Dream Flight

When I was about 5 I had a recurring nightmare.

We were living in Glen Cove, New York at the time, number 24 on a dead end street called Leuce Place. When we moved in you could still see the farm behind the back fence – I’ll never forget the time a horse broke through and terrified my city cousin Selene. Within a few years after we arrived that land was transformed into new (split level!) homes, except for the old farmhouse, which was acquired by the family of my first twin acquaintances, Stephen and Shelly.

But there was still a farm when I dreamed my dream. My father and I were in our actual house, on our real street and with the undeveloped land behind the fence. He was building something or fixing something – he couldn’t interrupt whatever his hands were then doing – and he needed a gadget or tool from the basement. He asked me to fetch it for him. I resisted because I was scared of the basement. His request became urgent, a soft irresistible demand.

I went to the basement door and hesitated at the top of the wooden steps. I flipped the light switch and nothing happened; the cavernous room downstairs stayed dark. The bulb must be out. I can’t ask Dad for help; I must proceed. I step out into the blackness and … there are no stairs! I’m falling in the dark and there is no longer any basement floor. I’m plummeting blind forever.
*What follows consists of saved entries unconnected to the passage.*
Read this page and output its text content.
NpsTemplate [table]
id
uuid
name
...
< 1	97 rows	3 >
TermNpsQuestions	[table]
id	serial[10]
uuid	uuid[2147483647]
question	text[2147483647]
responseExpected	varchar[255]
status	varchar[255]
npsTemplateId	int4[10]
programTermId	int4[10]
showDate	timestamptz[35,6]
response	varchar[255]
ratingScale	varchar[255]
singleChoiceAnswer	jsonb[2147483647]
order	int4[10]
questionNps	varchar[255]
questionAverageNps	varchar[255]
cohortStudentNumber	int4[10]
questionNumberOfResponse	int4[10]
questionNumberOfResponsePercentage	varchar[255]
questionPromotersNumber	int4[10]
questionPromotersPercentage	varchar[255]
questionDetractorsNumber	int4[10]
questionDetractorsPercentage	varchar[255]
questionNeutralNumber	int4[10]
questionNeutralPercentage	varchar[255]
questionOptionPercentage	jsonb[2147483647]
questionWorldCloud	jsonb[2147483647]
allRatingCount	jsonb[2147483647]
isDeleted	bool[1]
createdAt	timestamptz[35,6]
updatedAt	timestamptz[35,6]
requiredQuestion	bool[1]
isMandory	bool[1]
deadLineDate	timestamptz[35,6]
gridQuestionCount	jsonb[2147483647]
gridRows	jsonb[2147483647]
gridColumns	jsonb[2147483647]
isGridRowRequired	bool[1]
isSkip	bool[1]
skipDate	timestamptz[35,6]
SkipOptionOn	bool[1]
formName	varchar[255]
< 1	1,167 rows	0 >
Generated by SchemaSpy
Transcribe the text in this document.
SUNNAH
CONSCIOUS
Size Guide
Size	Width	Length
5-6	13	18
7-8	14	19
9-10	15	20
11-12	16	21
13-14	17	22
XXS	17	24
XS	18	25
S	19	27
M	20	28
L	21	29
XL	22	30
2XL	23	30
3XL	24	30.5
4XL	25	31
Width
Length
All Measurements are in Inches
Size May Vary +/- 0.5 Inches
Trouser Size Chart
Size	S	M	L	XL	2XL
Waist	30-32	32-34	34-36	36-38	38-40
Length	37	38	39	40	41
No fun. Really. And it happened more than once.

But after I had my experience with dream candy, I wised up. I knew not only that dreams aren’t real, but that I was capable of becoming a bit aware of when I was dreaming.

I bore those in mind the next time the basement dream started. As usual, it began with me and Dad, alone in the house, him busy with something and me there to help. He sends me to the basement and I go, but reluctantly. The light doesn’t work. When I step off there are no stairs and I start to fall. I say to myself “But I know I’m in a dream” and as I conclude that thought, I swear it’s true: the lights come on and my fall changes to a swoop of flight in limitless space. The feeling is centrifugally sweet and the view, infinite and interesting and in shades of aqua, is awesome.

I haven’t had the falling dream since.